Free agent
- Infielder / Outfielder
- Born: March 1, 1998 (age 28) Timorim, Israel
- Bats: RightThrows: Right

Medals
Men's baseball
Representing Israel
European Baseball Championship
| Silver medal – second place | 2021 Turin | Team |

= Assaf Lowengart =

Israeli baseball player (born 1998)

Assaf Lowengart (אסף לוונגרט; born March 1, 1998) is an Israeli professional baseball outfielder who is a free agent. He has notably played for Team Israel, and most notably played in the 2020 Summer Olympics. He played for Team Israel in the 2023 World Baseball Classic in Miami, in March 2023. He played shortstop in college baseball for the Mansfield Mountaineers in the Pennsylvania State Athletic Conference, and for the William & Mary Tribe in the Colonial Athletic Association.

==Early life==
He is the son of Oded Lowengart and Ayelet Lowengart. His hometown is Timorim, Israel. He attended high school in Be'er Tuvia Regional Council. He then served in the Israel Defense Forces.

==College career==
In 2020, Lowengart attended SUNY Sullivan Community College in New York State. He also played for Team Misgav in Israel in 2020.

In 2021, Lowengart attended Mansfield University of Pennsylvania in Pennsylvania. He played shortstop for the Mansfield Mountaineers in the Pennsylvania State Athletic Conference. In 2021, he batted .290/.394/.645 with 11 home runs (3rd in the conference) and 26 RBI in 107 at bats.

In 2022, he again played for Mansfield. He batted .356/.419/.678 with 19 doubles (5th in the conference), 11 home runs (9th), and 45 RBI (10th) in 174 at-bats, while playing 27 games in center field, 14 games at shortstop, 4 games at third base, and one game each in left field and right field. He was named Pennsylvania State Athletic Conference (PSAC) Eastern Division 2nd-Team Utility Player by the conference coaches.

In 2023, Lowengart played one game for the William & Mary Tribe in the Colonial Athletic Association, batting one-for-three with a home run. Lowengart broke an ankle in the fifth inning of the team’s first game, but stayed in the game and hit a home run in the 7th inning; he spent the remainder of the 2023 season recovering. He graduated from William & Mary with an MBA in May 2023.

==Professional career==
===New York Boulders===
On February 9, 2024, Lowengart signed with the New York Boulders of the Frontier League.
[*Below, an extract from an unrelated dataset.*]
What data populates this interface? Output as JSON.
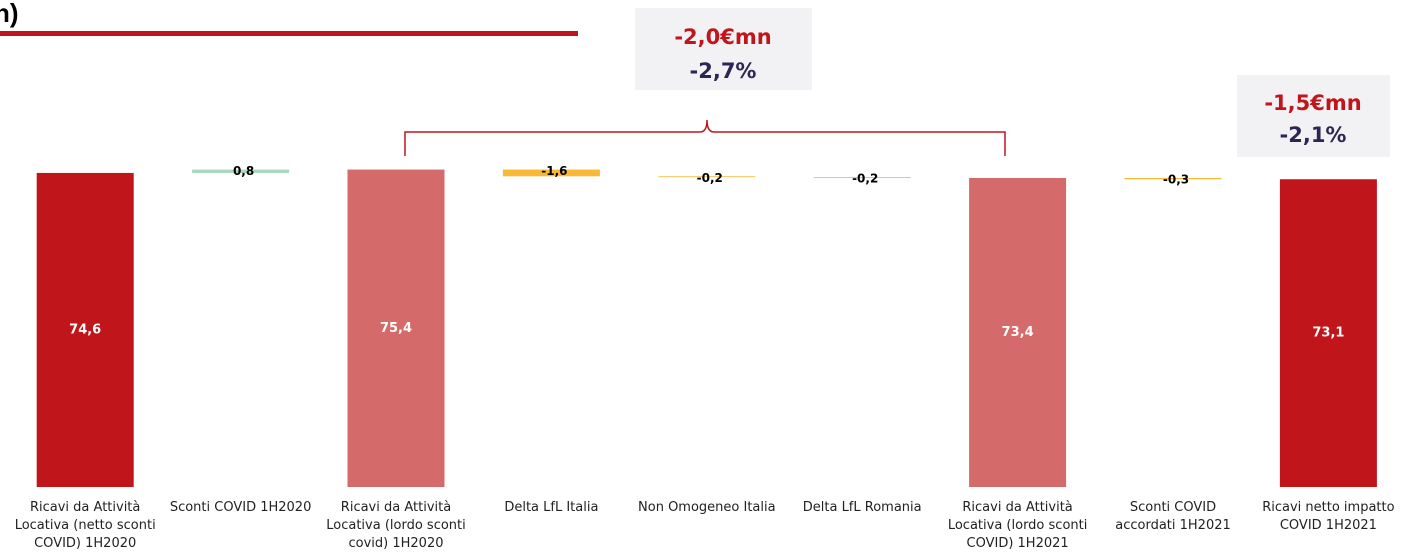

In 21 appearances for the Boulders, Lowengart slashed .154/.274/.365 with three home runs, 11 RBI, and two stolen bases.

===Southern Maryland Blue Crabs===
On March 4, 2025, Lowengart was traded to the Southern Maryland Blue Crabs of the Atlantic League of Professional Baseball in exchange for a player to be named later. However, he was released prior to the start of the regular season on April 24.

===Great Falls Voyagers===
On April 30, 2026, Lowengart signed with the Great Falls Voyagers of the Pioneer Baseball League. In 10 appearances for Great Falls, he went 5-for-21 (.238) with one home run, five RBI, and three stolen bases. Lowengart was released by the Voyagers on June 8.

==International career==
Lowengart competed on the Israel national baseball team for qualification for the 2020 Olympics. He also played for the team at the Africa/Europe 2020 Olympic Qualification tournament in Italy in September 2019, which Israel won to qualify to play baseball at the 2020 Summer Olympics in Tokyo.

He played for Team Israel again in the 2023 World Baseball Classic, in Miami in March 2023. Lowengart played for Team Israel manager Ian Kinsler, and alongside two-time All Star outfielder Joc Pederson, starting pitcher Dean Kremer, and others.

Lowengart played second base and batted .273/.318/.407 for Team Israel in the 2023 European Baseball Championship in September 2023 in the Czech Republic.